Suddenly, it worked perfectly. Just define your grid areas with names in grid-area, and tell them where to go in the parent by literally creating a grid with those names with grid-template-areas. No need to worry about telling each row and column where to start and stop–and for the mobile section, it’s just a list of area names in the order you want them to appear. Amazing.

And then, for no apparent reason, I started understanding the rest of it. What hadn’t been working previously was working now. It must have been something I was doing wrong, but I still have no idea what that was. It was like I had been tapping on an egg, trying to get inside, and as soon a small crack appeared, I was able to get to the egg effortlessly.

It happened when I decided I wanted to make my input fields align with each other, rather than the jagged placement based on the length of each one’s label. For that, I decided I would learn Flexbox. Again, initially it made no sense. But once I started to grasp the concepts behind it, the styling began to flow.

Well that was cool

There’s nothing like a bit of praise first thing in the morning. I woke up to this from the Rockbite Games representative who hangs out on the Deep Town subreddit.

I’ve shown this to our team, and they love it! Keep it up, the bots are proud of you! No, really this is very impressive. We’ll try to check the GitHub repo on the weekend if there is some time.

That’s all, but that’s all it takes. A hint of recognition for my work, and from someone whose opinion is more than slightly informed.

Maybe I should get to commenting on my code…

Quick JSHint/ESLint VSCode/Sublime note

I recently switched from using SublimeText3 to VSCode, mostly based on the recommendation of this video. Yep, I’m easily persuaded.

I like it a lot. There are some differences I don’t particularly like, but in general, I find it more intuitive. I feel like I don’t have to spend as much time figuring out how the program works, so I can spend more time figuring out how to make my own code work.

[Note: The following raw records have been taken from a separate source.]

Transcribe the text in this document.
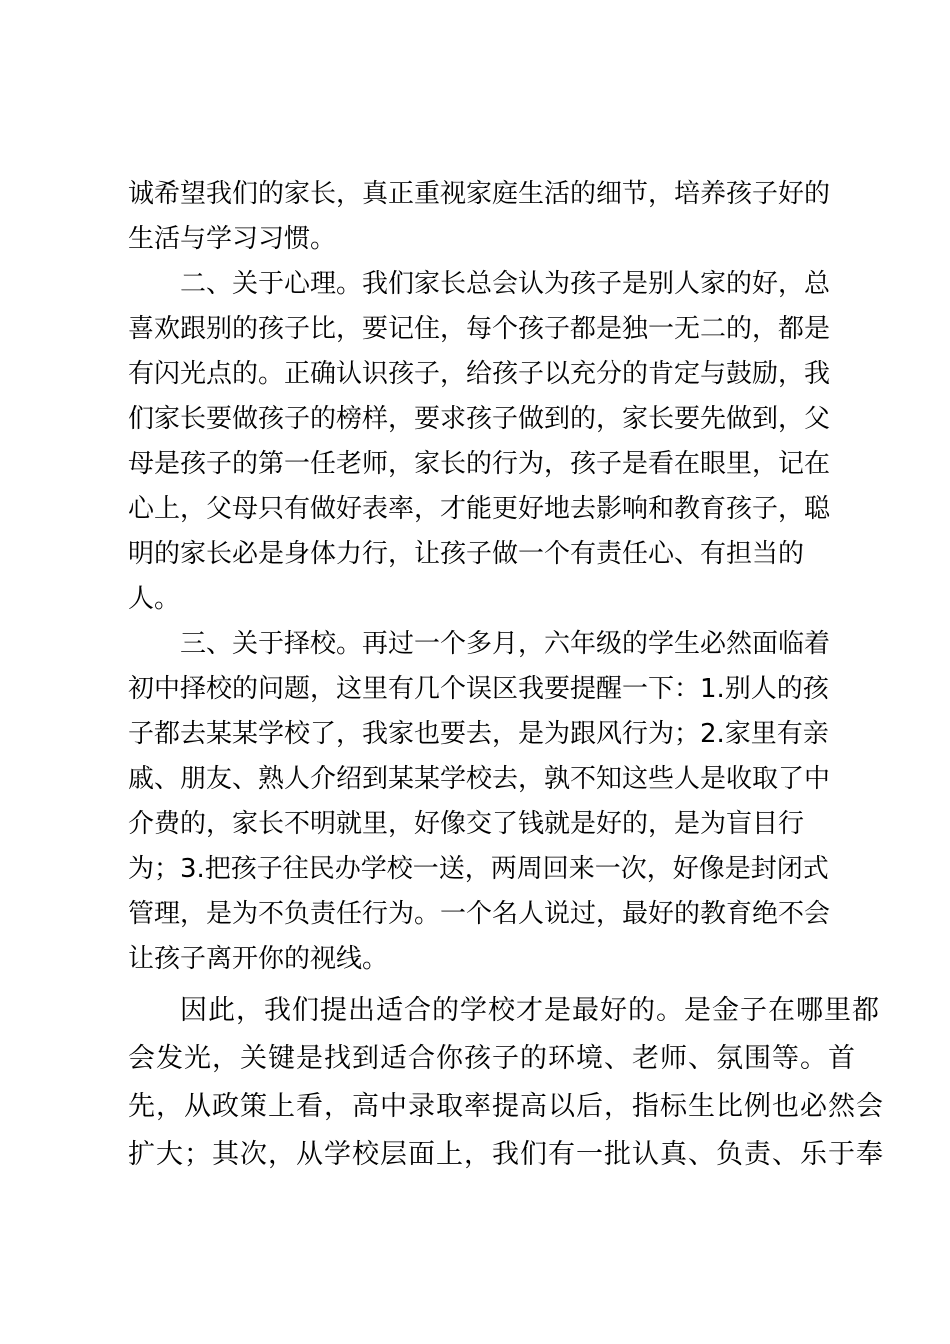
诚希望我们的家长，真正重视家庭生活的细节，培养孩子好的
生活与学习习惯。
二、关于心理。我们家长总会认为孩子是别人家的好，总
喜欢跟别的孩子比，要记住，每个孩子都是独一无二的，都是
有闪光点的。正确认识孩子，给孩子以充分的肯定与鼓励，我
们家长要做孩子的榜样，要求孩子做到的，家长要先做到，父
母是孩子的第一任老师，家长的行为，孩子是看在眼里，记在
心上，父母只有做好表率，才能更好地去影响和教育孩子，聪
明的家长必是身体力行，让孩子做一个有责任心、有担当的
人。
三、关于择校。再过一个多月，六年级的学生必然面临着
初中择校的问题，这里有几个误区我要提醒一下：1.别人的孩
子都去某某学校了，我家也要去，是为跟风行为；2.家里有亲
戚、朋友、熟人介绍到某某学校去，孰不知这些人是收取了中
介费的，家长不明就里，好像交了钱就是好的，是为盲目行
为；3.把孩子往民办学校一送，两周回来一次，好像是封闭式
管理，是为不负责任行为。一个名人说过，最好的教育绝不会
让孩子离开你的视线。
因此，我们提出适合的学校才是最好的。是金子在哪里都
会发光，关键是找到适合你孩子的环境、老师、氛围等。首
先，从政策上看，高中录取率提高以后，指标生比例也必然会
扩大；其次，从学校层面上，我们有一批认真、负责、乐于奉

My biggest complaint is that it came with ESLint pre-installed, and I couldn’t for the life of me make it work. I still don’t know what I did wrong. But no matter. It’s not the only ball game.

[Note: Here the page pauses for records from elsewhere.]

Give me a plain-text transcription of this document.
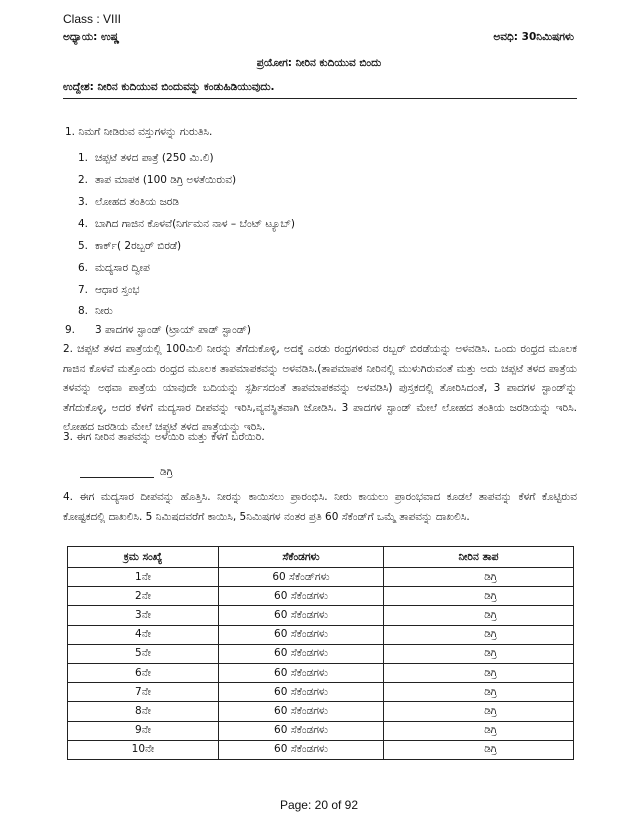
Class : VIII
ಅಧ್ಯಾಯ: ಉಷ್ಣ	ಅವಧಿ: 30ನಿಮಿಷಗಳು
ಪ್ರಯೋಗ: ನೀರಿನ ಕುದಿಯುವ ಬಿಂದು
ಉದ್ದೇಶ: ನೀರಿನ ಕುದಿಯುವ ಬಿಂದುವನ್ನು ಕಂಡುಹಿಡಿಯುವುದು.
1. ನಿಮಗೆ ನೀಡಿರುವ ವಸ್ತುಗಳನ್ನು ಗುರುತಿಸಿ.
1. ಚಪ್ಪಟೆ ತಳದ ಪಾತ್ರೆ (250 ಮಿ.ಲಿ)
2. ತಾಪ ಮಾಪಕ (100 ಡಿಗ್ರಿ ಅಳತೆಯಿರುವ)
3. ಲೋಹದ ತಂತಿಯ ಜರಡಿ
4. ಬಾಗಿದ ಗಾಜಿನ ಕೊಳವೆ(ನಿರ್ಗಮನ ನಾಳ – ಬೆಂಟ್ ಟ್ಯೂಬ್)
5. ಕಾರ್ಕ್( 2ರಬ್ಬರ್ ಬಿರಡೆ)
6. ಮದ್ಯಸಾರ ದ್ವೀಪ
7. ಆಧಾರ ಸ್ತಂಭ
8. ನೀರು
9. 3 ಪಾದಗಳ ಸ್ಟಾಂಡ್ (ಟ್ರಾಯ್ ಪಾಡ್ ಸ್ಟಾಂಡ್)
2. ಚಪ್ಪಟೆ ತಳದ ಪಾತ್ರೆಯಲ್ಲಿ 100ಮಿಲಿ ನೀರನ್ನು ತೆಗೆದುಕೊಳ್ಳಿ, ಅದಕ್ಕೆ ಎರಡು ರಂಧ್ರಗಳಿರುವ ರಬ್ಬರ್ ಬಿರಡೆಯನ್ನು ಅಳವಡಿಸಿ. ಒಂದು ರಂಧ್ರದ ಮೂಲಕ ಗಾಜಿನ ಕೊಳವೆ ಮತ್ತೊಂದು ರಂಧ್ರದ ಮೂಲಕ ತಾಪಮಾಪಕವನ್ನು ಅಳವಡಿಸಿ.(ತಾಪಮಾಪಕ ನೀರಿನಲ್ಲಿ ಮುಳುಗಿರುವಂತೆ ಮತ್ತು ಅದು ಚಪ್ಪಟೆ ತಳದ ಪಾತ್ರೆಯ ತಳವನ್ನು ಅಥವಾ ಪಾತ್ರೆಯ ಯಾವುದೇ ಬದಿಯನ್ನು ಸ್ಪರ್ಶಿಸದಂತೆ ತಾಪಮಾಪಕವನ್ನು ಅಳವಡಿಸಿ) ಪುಸ್ತಕದಲ್ಲಿ ತೋರಿಸಿದಂತೆ, 3 ಪಾದಗಳ ಸ್ಟಾಂಡ್‌ನ್ನು ತೆಗೆದುಕೊಳ್ಳಿ, ಅದರ ಕೆಳಗೆ ಮದ್ಯಸಾರ ದೀಪವನ್ನು ಇರಿಸಿ,ವ್ಯವಸ್ಥಿತವಾಗಿ ಜೋಡಿಸಿ. 3 ಪಾದಗಳ ಸ್ಟಾಂಡ್ ಮೇಲೆ ಲೋಹದ ತಂತಿಯ ಜರಡಿಯನ್ನು ಇರಿಸಿ. ಲೋಹದ ಜರಡಿಯ ಮೇಲೆ ಚಪ್ಪಟೆ ತಳದ ಪಾತ್ರೆಯನ್ನು ಇರಿಸಿ.
3. ಈಗ ನೀರಿನ ತಾಪವನ್ನು ಅಳೆಯಿರಿ ಮತ್ತು ಕೆಳಗೆ ಬರೆಯಿರಿ.
ಡಿಗ್ರಿ
4. ಈಗ ಮದ್ಯಸಾರ ದೀಪವನ್ನು ಹೊತ್ತಿಸಿ. ನೀರನ್ನು ಕಾಯಿಸಲು ಪ್ರಾರಂಭಿಸಿ. ನೀರು ಕಾಯಲು ಪ್ರಾರಂಭವಾದ ಕೂಡಲೆ ತಾಪವನ್ನು ಕೆಳಗೆ ಕೊಟ್ಟಿರುವ ಕೋಷ್ಟಕದಲ್ಲಿ ದಾಖಲಿಸಿ. 5 ನಿಮಿಷದವರೆಗೆ ಕಾಯಿಸಿ, 5ನಿಮಿಷಗಳ ನಂತರ ಪ್ರತಿ 60 ಸೆಕೆಂಡ್‌ಗೆ ಒಮ್ಮೆ ತಾಪವನ್ನು ದಾಖಲಿಸಿ.
ಕ್ರಮ ಸಂಖ್ಯೆ	ಸೆಕೆಂಡಗಳು	ನೀರಿನ ತಾಪ
1ನೇ	60 ಸೆಕೆಂಡ್‌ಗಳು	ಡಿಗ್ರಿ
2ನೇ	60 ಸೆಕೆಂಡಗಳು	ಡಿಗ್ರಿ
3ನೇ	60 ಸೆಕೆಂಡಗಳು	ಡಿಗ್ರಿ
4ನೇ	60 ಸೆಕೆಂಡಗಳು	ಡಿಗ್ರಿ
5ನೇ	60 ಸೆಕೆಂಡಗಳು	ಡಿಗ್ರಿ
6ನೇ	60 ಸೆಕೆಂಡಗಳು	ಡಿಗ್ರಿ
7ನೇ	60 ಸೆಕೆಂಡಗಳು	ಡಿಗ್ರಿ
8ನೇ	60 ಸೆಕೆಂಡಗಳು	ಡಿಗ್ರಿ
9ನೇ	60 ಸೆಕೆಂಡಗಳು	ಡಿಗ್ರಿ
10ನೇ	60 ಸೆಕೆಂಡಗಳು	ಡಿಗ್ರಿ
Page: 20 of 92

So I installed JSHint, which I had been using in Sublime. The problem is that it shows errors differently. In Sublime, it puts an icon in the margin to tell you that there’s an error, while in VSCode, it puts a squiggly underline under the error, which is often a single character. It’s almost impossible to see that it’s indicating an error.

I’m sure there’s an option to make it look less bad, but I’m disappointed that it doesn’t look good by default.